Regional Conference Prepared Iraqi

Regional Conference Prepared
Iraqi Military to Assume control within a year
Gates Confirmed

The US now has a secretary of defense who knows that we are not winning in Iraq, who wants to do something about it, and who doesn’t think nuking Iran is just a dandy idea. Although his involvement in Iran-Contra dogged Robert Gates in the build-up to the confirmation hearings, it did not emerge as a big issue. It may be that by now having a SecDef who once was involved in selling US weapons to Khomeini and who therefore has a potential back channel to leaders in Tehran, is not seen as such a bad thing. Let’s see if Gates can finally redeem university presidents who enter high federal office, after Woodrow Wilson gave them a bad name.

The Arab League called Tuesday for a regional conference within 4 months to attempt to resolve Iraq’s crisis. Its members also called on the Iraqi government to dissolve all militias, and to curb Iranian interference in the country.
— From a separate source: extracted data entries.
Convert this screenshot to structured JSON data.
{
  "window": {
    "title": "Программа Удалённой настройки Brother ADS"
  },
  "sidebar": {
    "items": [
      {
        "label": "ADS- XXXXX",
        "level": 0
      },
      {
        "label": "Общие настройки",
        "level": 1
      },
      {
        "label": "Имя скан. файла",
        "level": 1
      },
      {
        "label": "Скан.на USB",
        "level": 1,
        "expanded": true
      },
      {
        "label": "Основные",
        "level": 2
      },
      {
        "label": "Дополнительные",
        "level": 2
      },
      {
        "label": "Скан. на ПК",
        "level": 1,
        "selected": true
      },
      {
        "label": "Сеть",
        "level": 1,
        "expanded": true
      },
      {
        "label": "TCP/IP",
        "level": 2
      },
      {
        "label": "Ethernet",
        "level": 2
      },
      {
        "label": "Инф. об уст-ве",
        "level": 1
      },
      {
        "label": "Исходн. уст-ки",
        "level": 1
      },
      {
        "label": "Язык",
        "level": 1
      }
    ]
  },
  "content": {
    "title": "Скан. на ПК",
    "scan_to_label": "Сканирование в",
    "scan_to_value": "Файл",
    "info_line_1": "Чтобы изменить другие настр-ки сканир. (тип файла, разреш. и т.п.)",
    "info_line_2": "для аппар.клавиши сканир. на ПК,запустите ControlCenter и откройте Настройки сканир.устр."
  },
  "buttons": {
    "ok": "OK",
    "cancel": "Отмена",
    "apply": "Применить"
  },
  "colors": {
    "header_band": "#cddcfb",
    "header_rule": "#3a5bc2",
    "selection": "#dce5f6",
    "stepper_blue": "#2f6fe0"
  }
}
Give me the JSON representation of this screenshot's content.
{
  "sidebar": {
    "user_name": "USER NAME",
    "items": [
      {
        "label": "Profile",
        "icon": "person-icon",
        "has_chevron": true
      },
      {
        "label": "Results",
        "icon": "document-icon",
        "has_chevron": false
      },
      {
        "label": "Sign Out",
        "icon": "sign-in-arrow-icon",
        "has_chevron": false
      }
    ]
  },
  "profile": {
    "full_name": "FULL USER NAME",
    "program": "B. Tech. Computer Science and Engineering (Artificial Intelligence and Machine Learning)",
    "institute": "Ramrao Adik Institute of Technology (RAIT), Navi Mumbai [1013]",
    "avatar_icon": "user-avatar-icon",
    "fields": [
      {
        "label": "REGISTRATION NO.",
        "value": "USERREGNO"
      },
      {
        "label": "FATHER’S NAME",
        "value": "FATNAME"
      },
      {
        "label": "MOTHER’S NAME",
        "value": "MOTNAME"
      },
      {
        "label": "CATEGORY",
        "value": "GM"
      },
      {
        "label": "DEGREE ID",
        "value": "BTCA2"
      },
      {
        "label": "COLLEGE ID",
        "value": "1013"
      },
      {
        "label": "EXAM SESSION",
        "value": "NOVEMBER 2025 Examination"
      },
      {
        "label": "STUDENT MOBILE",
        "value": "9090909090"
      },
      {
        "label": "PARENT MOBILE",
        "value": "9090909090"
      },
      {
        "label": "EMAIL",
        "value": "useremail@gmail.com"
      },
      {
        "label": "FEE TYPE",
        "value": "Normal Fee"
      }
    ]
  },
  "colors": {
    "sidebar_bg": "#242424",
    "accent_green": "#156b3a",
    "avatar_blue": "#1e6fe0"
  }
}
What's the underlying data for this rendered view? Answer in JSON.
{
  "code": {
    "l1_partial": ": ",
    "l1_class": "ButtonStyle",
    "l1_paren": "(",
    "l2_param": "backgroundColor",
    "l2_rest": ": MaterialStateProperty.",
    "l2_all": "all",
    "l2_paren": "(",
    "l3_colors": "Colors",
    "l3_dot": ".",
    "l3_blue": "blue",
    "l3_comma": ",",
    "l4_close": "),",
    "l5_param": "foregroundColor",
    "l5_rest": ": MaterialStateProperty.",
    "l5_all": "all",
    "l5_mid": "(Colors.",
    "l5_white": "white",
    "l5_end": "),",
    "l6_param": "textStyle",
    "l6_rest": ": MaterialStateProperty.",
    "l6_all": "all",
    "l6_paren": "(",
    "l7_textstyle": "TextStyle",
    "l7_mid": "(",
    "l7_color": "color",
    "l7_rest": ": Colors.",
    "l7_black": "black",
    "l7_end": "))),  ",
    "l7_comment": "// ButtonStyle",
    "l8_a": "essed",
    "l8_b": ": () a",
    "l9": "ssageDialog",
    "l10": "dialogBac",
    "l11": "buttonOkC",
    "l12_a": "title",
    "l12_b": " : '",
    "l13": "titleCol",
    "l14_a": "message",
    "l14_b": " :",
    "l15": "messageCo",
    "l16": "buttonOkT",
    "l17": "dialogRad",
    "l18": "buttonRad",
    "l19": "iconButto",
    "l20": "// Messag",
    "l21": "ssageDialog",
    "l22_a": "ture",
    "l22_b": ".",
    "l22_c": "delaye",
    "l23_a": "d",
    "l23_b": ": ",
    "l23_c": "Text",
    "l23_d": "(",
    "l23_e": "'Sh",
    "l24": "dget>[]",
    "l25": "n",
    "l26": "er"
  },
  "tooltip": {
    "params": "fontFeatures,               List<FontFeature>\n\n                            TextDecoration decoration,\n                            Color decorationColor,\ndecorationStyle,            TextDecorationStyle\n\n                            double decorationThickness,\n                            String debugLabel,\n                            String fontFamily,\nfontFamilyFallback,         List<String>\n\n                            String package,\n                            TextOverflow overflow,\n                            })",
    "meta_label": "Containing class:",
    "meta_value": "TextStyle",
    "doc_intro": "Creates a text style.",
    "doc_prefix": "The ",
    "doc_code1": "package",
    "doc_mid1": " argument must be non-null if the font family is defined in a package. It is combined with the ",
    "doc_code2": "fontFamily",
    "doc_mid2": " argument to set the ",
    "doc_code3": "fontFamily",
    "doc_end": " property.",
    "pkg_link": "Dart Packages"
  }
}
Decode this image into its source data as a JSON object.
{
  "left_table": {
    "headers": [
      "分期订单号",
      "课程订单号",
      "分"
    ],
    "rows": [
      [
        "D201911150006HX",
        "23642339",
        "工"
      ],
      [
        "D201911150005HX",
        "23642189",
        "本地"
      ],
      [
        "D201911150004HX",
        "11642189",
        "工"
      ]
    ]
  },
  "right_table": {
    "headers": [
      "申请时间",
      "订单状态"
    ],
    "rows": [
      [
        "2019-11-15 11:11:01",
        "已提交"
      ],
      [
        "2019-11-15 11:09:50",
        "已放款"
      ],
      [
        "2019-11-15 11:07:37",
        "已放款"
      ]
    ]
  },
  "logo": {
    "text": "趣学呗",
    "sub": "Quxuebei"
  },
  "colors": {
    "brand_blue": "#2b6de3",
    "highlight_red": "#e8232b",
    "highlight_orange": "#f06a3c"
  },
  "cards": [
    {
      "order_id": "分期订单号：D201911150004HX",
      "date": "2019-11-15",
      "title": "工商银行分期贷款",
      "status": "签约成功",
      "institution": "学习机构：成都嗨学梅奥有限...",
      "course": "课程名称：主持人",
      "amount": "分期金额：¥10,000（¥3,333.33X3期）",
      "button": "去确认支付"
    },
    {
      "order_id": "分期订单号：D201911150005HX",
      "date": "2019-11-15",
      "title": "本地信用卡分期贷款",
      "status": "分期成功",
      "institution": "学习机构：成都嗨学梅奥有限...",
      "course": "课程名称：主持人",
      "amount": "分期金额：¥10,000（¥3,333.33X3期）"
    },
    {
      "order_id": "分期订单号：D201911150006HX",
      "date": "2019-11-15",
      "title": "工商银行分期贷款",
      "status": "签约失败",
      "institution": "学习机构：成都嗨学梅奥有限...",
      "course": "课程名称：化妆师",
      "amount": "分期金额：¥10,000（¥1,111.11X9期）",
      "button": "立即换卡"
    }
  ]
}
In the aftermath, Iraqi Prime Minister Nuri al-Maliki climbed down from his previous reticence on the idea of a regional conference. He had recently rejected a similar proposal by UN Secretary-General Kofi Annan. He sent envoys to neighboring countries to begin preparing for it. He thus appeared to be over-ruling political allies such as Shiite cleric Abdul Aziz al-Hakim and (Kurdish) Iraqi President Jalal Talabani, both of whom have said that Iraq can resolve its own problems.

Western reporting on the new support for the regional conference in Baghdad tended not to link it to the Arab League decisions, though they seem to me to be central to the about-face.

AP reports that the US military in Iraq says that by next fall, Iraqi troops will be responsible for all 18 provinces in the country and control of all 10 Iraqi army divisions will be in the hands of the Iraqi government. This accelerated timetable came as a result of al-Maliki’s discussions with Bush in Amman last week.

Reuters reports civil war violence in Iraq on Tuesday. Major incidents:

‘ BAGHDAD – Three car bombs near a fuel station killed 16 people and wounded 25 in the southwestern Bayaa district of Baghdad, police said.

BAGHDAD – Gunmen ambushed a bus carrying employees for the Shi’ite Endowment, a religious body that oversees Shi’ite mosques, in northern Baghdad, killing 14 people and wounding four, the organisation said. An Interior Ministry source said 15 were killed and seven wounded in the attack in Qahira district.

BAGHDAD – Insurgents attacked a U.S. patrol on Monday, killing one U.S. soldier and wounding five others in northeastern Baghdad, the U.S. military said. ‘

There were several other attacks in the capital. In Ramadi, dozens are said to have died in clashes between Iraqi security forces and local Sunni Arab guerrillas. The Iraqi police chief claimed that 68 guerrillas were killed but mentioned no casualties among the security forces, which is not plausible.

A spokesman for the Saudi Interior Ministry expressed concern on Tuesday that jihadis who fight in Iraq and recruit Saudi young men for the battle are coming back to Saudi Arabia and becoming a threat to the country’s security.

Al-Hayat reports that its sources in Washington are saying that Iraqi Shiite cleric Abdul Aziz al-Hakim brought with him a letter from the government of Iran for Bush, when he met with the president on Monday.